Based on the WHO guidelines, routine malaria surveillance is critical for the intervention in all malaria endemic and non-endemic countries, with the goal to reduce the incidence of malaria, eliminate the disease and prevent its re-establishment through detection and characterization of malaria parasites [30]. To achieve this goal, laboratory and analysis protocols related to malaria molecular surveillance activities need to be standardized, have appropriate quality assurance systems in place, and provide information in a timely fashion. The recent advances in next-generation sequencing (NGS), including high throughput and decreasing costs, meet these requirements and are making this technology more suitable for routine molecular surveillance of P. falciparum drug resistance genes in public health laboratories [24]. Notably, with this approach, lots of samples can be analyzed simultaneously, allow focusing on the full length of the genes, rather than only some regions. Toward this end, as part of a technology transfer arrangement between the CDC and the Istituto Superiore di Sanità, Rome, the recently developed Malaria Resistance Surveillance (MaRS) protocol was used to genotype Pfk13 and Pfcytb genes using dried blood spot samples available for the present study. The k13 and cytb genes were genotyped since AP, AL and DHA/PPQ are used for treatment of malaria cases imported into Italy.

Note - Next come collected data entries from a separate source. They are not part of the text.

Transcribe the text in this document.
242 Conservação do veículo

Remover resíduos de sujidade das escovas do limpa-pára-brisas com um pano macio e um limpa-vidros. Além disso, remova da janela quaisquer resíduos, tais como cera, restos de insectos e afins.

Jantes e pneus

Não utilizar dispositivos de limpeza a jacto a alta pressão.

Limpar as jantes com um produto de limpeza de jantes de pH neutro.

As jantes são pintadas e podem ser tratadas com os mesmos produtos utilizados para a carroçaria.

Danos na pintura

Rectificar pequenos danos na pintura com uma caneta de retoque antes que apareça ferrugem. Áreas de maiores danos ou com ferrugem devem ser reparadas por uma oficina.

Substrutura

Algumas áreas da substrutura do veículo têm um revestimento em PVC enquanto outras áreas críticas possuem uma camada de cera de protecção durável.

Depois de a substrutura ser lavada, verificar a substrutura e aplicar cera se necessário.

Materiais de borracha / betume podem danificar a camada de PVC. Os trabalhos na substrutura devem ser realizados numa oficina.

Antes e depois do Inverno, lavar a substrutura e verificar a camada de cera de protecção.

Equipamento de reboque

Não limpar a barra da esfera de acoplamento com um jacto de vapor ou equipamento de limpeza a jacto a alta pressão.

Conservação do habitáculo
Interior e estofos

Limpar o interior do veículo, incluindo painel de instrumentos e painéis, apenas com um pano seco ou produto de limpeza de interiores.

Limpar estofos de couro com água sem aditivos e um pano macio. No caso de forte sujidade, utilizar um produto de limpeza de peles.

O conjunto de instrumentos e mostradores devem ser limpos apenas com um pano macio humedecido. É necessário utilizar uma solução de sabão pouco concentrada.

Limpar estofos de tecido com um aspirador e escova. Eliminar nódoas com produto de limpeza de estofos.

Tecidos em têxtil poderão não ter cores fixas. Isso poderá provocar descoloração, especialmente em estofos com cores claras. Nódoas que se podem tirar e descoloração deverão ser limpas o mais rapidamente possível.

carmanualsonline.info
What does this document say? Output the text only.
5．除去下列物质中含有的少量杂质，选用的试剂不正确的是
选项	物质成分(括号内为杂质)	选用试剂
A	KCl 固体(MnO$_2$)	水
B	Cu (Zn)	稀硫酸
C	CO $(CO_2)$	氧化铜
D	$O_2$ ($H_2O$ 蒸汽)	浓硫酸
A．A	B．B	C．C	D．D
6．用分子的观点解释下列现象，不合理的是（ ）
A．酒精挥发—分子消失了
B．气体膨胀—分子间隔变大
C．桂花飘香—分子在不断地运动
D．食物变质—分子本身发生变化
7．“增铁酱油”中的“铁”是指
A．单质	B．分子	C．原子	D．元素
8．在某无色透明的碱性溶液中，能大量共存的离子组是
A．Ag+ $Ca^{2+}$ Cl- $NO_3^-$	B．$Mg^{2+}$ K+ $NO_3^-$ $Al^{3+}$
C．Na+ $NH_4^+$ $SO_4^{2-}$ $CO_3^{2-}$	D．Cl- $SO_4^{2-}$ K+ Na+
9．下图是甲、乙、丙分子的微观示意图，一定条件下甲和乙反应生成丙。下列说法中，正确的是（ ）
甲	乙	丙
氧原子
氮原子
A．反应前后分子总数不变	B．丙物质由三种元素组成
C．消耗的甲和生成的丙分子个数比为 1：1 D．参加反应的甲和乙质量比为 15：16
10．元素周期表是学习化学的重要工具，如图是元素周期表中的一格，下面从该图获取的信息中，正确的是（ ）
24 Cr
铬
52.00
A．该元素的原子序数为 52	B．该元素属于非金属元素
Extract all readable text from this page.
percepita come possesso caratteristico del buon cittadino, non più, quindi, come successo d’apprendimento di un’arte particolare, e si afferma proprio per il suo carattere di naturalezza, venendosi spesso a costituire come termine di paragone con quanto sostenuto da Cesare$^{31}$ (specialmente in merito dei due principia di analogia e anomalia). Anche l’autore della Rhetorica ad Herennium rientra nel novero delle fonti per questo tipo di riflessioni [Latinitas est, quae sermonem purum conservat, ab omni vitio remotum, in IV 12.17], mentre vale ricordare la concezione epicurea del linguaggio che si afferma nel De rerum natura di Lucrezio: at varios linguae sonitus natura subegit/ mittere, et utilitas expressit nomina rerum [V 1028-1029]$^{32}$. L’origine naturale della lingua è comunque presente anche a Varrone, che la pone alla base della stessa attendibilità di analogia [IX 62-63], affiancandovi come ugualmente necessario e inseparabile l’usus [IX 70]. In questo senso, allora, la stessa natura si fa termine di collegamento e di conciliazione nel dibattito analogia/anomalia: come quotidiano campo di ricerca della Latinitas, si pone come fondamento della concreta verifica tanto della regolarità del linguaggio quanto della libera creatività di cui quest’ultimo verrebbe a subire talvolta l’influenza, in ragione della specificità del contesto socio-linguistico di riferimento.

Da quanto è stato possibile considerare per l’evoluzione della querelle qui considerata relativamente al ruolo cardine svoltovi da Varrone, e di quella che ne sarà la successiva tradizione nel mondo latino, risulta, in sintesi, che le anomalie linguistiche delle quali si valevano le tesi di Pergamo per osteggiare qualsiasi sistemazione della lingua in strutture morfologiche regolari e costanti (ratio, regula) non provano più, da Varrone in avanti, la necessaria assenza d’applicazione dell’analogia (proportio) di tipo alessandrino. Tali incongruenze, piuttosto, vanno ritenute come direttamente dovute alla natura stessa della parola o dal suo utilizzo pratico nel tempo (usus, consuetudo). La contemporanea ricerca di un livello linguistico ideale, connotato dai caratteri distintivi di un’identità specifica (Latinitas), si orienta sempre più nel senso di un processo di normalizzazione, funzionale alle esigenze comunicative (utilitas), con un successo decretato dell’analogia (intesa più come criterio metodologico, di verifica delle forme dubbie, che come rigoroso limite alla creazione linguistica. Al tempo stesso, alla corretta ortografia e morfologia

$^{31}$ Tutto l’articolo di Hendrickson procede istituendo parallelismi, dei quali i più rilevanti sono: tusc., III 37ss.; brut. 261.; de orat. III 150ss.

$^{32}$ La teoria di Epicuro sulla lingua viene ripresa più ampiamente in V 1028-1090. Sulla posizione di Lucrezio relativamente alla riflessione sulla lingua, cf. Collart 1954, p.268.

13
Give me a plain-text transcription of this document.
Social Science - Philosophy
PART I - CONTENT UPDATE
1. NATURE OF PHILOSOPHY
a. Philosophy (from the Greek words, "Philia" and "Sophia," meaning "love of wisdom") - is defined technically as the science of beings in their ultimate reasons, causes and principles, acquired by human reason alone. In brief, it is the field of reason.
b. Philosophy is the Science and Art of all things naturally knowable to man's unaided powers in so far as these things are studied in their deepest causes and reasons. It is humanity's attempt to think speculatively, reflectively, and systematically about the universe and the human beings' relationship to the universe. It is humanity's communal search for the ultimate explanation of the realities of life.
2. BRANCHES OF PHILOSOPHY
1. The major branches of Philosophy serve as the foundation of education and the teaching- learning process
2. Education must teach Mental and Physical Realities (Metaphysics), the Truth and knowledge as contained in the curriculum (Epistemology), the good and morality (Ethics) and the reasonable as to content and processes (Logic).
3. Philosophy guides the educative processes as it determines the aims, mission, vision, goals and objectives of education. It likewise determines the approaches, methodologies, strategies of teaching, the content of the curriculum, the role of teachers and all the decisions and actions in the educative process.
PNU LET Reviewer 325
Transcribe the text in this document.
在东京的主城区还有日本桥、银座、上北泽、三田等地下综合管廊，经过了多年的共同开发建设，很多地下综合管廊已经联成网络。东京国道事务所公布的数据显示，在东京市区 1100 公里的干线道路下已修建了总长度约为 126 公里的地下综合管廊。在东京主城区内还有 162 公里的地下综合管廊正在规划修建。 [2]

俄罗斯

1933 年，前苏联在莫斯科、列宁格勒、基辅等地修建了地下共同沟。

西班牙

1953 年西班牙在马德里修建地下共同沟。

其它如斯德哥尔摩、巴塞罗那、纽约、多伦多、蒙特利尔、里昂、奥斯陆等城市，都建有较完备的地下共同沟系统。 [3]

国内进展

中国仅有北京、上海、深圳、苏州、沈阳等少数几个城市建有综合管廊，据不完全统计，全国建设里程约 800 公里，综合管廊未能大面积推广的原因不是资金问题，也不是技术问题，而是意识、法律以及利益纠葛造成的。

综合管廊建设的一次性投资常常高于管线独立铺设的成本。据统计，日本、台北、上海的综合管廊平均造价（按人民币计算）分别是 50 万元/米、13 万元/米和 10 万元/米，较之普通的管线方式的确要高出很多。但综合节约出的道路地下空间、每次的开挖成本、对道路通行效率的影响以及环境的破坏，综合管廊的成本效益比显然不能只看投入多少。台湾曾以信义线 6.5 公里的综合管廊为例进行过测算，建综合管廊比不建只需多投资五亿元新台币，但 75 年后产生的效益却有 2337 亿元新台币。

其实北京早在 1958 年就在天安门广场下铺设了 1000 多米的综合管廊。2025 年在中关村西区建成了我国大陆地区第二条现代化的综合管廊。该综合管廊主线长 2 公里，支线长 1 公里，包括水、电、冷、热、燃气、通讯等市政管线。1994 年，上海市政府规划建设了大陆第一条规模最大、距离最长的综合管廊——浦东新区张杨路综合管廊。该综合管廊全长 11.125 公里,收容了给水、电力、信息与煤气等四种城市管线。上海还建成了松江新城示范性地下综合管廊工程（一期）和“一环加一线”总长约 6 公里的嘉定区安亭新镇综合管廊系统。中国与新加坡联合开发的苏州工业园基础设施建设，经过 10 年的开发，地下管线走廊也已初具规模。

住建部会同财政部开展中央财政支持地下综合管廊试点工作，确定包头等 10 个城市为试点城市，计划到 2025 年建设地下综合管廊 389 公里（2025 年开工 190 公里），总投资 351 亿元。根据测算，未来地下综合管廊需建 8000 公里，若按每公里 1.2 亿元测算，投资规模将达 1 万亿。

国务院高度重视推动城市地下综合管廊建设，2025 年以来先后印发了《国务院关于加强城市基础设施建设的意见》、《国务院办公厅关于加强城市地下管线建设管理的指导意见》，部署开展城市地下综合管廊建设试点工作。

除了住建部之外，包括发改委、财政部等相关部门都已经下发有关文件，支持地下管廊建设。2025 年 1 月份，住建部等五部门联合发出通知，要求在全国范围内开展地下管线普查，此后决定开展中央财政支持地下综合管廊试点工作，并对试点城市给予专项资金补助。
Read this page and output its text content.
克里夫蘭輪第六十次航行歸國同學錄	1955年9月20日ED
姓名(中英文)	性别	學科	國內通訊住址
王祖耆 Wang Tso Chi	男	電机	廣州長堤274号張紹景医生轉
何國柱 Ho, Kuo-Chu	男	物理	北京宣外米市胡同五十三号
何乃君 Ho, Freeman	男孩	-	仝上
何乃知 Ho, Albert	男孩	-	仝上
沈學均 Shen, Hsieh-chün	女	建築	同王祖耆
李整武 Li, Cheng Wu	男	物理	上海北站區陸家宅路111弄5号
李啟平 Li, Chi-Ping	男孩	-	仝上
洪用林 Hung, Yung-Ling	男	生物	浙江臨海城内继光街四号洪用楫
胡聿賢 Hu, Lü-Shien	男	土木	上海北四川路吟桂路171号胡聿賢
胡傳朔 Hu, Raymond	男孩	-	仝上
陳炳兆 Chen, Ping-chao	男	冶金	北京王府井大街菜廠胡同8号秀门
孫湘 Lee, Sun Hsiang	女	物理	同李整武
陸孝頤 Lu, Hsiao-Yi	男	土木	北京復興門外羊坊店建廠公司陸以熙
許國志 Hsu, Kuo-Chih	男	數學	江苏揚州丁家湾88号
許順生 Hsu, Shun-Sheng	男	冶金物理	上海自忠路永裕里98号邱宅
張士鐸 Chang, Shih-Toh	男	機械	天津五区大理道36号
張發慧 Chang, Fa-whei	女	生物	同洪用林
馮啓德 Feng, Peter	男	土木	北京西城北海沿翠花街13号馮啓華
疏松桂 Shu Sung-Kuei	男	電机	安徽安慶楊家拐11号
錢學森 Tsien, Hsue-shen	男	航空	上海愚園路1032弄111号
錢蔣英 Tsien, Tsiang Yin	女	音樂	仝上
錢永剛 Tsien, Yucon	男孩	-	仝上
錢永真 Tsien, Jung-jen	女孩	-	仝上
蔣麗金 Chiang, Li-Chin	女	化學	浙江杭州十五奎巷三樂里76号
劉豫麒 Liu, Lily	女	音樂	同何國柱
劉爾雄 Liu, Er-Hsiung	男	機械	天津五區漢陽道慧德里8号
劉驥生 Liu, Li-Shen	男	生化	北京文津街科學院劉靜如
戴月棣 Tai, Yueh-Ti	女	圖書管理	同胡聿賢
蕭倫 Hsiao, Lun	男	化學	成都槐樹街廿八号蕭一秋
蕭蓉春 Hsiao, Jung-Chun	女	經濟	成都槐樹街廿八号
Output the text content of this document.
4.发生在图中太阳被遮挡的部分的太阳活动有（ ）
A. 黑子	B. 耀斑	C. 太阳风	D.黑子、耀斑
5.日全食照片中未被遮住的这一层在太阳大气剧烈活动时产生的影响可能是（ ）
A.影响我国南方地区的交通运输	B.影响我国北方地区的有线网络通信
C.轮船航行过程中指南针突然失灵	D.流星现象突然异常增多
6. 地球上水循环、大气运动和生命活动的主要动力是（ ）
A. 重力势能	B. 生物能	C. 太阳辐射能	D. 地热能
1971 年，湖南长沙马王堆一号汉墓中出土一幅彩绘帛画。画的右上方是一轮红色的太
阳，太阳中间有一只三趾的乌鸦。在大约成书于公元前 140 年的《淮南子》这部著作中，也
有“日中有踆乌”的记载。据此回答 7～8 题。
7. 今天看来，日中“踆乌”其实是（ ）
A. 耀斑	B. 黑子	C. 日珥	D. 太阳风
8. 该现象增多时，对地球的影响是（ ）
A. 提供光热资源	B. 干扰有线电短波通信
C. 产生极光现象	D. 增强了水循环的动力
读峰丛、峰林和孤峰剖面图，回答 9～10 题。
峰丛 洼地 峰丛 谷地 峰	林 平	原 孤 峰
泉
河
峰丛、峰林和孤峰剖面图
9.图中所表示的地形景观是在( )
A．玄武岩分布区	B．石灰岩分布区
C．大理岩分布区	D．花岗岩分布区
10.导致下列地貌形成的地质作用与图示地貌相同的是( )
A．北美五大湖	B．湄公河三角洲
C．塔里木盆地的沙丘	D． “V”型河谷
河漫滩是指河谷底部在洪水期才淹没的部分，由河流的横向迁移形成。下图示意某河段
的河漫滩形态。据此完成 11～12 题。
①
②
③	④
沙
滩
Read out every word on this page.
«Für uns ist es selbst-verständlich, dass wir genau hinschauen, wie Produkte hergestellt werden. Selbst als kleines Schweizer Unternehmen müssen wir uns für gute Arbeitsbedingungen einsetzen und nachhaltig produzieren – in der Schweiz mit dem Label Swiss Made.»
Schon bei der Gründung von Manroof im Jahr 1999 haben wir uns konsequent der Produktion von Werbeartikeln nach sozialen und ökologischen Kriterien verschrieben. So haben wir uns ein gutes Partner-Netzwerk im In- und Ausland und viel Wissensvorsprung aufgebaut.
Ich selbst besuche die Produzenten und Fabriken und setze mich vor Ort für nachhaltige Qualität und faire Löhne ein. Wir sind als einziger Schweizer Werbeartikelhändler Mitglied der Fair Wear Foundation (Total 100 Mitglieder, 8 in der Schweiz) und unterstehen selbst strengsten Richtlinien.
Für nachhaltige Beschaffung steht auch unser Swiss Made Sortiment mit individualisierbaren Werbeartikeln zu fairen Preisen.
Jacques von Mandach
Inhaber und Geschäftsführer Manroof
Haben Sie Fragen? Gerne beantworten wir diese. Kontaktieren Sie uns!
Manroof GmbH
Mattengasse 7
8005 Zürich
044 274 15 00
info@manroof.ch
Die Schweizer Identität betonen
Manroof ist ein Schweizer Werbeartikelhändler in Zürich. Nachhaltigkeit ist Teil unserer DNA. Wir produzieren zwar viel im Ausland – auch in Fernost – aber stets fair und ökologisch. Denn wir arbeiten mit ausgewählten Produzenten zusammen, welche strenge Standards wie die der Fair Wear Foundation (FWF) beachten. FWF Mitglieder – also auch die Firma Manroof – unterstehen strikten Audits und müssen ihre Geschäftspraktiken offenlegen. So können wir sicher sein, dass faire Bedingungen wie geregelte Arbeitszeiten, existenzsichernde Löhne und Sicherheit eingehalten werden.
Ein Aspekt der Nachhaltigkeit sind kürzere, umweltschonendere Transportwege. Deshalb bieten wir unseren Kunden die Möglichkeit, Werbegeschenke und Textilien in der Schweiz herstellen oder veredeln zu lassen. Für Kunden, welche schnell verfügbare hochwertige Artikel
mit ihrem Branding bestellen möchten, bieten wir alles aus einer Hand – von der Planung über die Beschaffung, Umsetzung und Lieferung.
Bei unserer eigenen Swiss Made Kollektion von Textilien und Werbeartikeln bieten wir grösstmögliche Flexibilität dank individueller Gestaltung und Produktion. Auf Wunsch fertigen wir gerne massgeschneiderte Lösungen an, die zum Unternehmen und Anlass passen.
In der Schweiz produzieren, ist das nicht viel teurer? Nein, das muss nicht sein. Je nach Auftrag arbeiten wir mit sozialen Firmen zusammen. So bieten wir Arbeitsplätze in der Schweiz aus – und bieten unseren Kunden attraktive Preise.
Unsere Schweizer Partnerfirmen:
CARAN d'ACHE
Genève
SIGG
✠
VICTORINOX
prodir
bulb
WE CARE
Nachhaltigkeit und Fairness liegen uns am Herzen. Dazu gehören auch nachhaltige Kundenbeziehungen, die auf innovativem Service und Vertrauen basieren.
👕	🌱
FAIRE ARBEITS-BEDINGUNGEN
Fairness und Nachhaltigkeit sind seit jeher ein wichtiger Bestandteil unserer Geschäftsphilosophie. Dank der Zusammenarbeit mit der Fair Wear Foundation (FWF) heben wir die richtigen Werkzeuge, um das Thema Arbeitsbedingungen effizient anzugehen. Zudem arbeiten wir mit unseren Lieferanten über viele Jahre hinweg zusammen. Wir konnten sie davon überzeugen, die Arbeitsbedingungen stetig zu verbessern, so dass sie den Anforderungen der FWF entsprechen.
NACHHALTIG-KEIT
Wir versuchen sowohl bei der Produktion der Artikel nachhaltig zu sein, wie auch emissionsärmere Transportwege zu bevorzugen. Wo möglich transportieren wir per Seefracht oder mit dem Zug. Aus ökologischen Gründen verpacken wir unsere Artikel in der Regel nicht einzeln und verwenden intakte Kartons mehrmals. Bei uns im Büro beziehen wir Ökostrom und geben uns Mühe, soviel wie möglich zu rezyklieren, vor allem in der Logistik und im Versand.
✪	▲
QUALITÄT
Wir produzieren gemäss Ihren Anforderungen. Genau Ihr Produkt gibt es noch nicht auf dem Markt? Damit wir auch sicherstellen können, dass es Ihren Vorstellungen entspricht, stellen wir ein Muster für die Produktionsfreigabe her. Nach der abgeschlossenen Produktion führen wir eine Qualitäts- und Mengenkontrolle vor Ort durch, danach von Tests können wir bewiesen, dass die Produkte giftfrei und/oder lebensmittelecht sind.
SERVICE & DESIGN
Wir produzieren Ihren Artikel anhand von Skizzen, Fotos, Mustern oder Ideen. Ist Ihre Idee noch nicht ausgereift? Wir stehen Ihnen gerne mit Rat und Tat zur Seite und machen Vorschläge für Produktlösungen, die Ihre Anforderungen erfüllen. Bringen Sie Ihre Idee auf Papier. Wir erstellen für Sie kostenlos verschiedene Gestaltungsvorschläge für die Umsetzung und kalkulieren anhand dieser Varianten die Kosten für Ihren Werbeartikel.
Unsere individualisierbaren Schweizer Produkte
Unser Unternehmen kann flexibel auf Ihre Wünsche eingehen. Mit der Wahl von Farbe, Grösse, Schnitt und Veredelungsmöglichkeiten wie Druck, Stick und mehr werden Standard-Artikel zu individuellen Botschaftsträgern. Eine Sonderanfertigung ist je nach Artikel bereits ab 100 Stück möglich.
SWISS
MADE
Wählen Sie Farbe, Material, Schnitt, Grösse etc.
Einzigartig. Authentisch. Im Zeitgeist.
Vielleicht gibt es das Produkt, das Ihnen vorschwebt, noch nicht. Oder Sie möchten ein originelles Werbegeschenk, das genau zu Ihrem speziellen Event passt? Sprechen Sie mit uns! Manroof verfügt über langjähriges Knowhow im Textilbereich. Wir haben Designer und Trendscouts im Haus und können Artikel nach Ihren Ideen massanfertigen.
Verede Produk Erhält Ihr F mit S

Our results are in agreement with previously published reports on the k13 gene from Africa, where a large number of non-artemisinin resistant associated SNPs have been reported. Notably, the K189T mutation, which is widely prevalent in African artemisinin-sensitive P. falciparum parasites [31] as well as in South East Asian parasites [32] was observed. We found no evidence of the putative I258M and Y268S/C SNPs associated with AP resistance [11, 12], suggesting that the use of AP for prophylaxis for travelers to Eritrea remains effective.

Conclusions

The MaRS protocol used in this technology transfer training provides a standardized, high-throughput laboratory and analysis system for characterizing and tracking possible polymorphisms in molecular marker genes linked to drug resistance. The goal of this study was to evaluate the possibility to set up MaRS system also in Italy and to maintain active collaboration between the two institutes.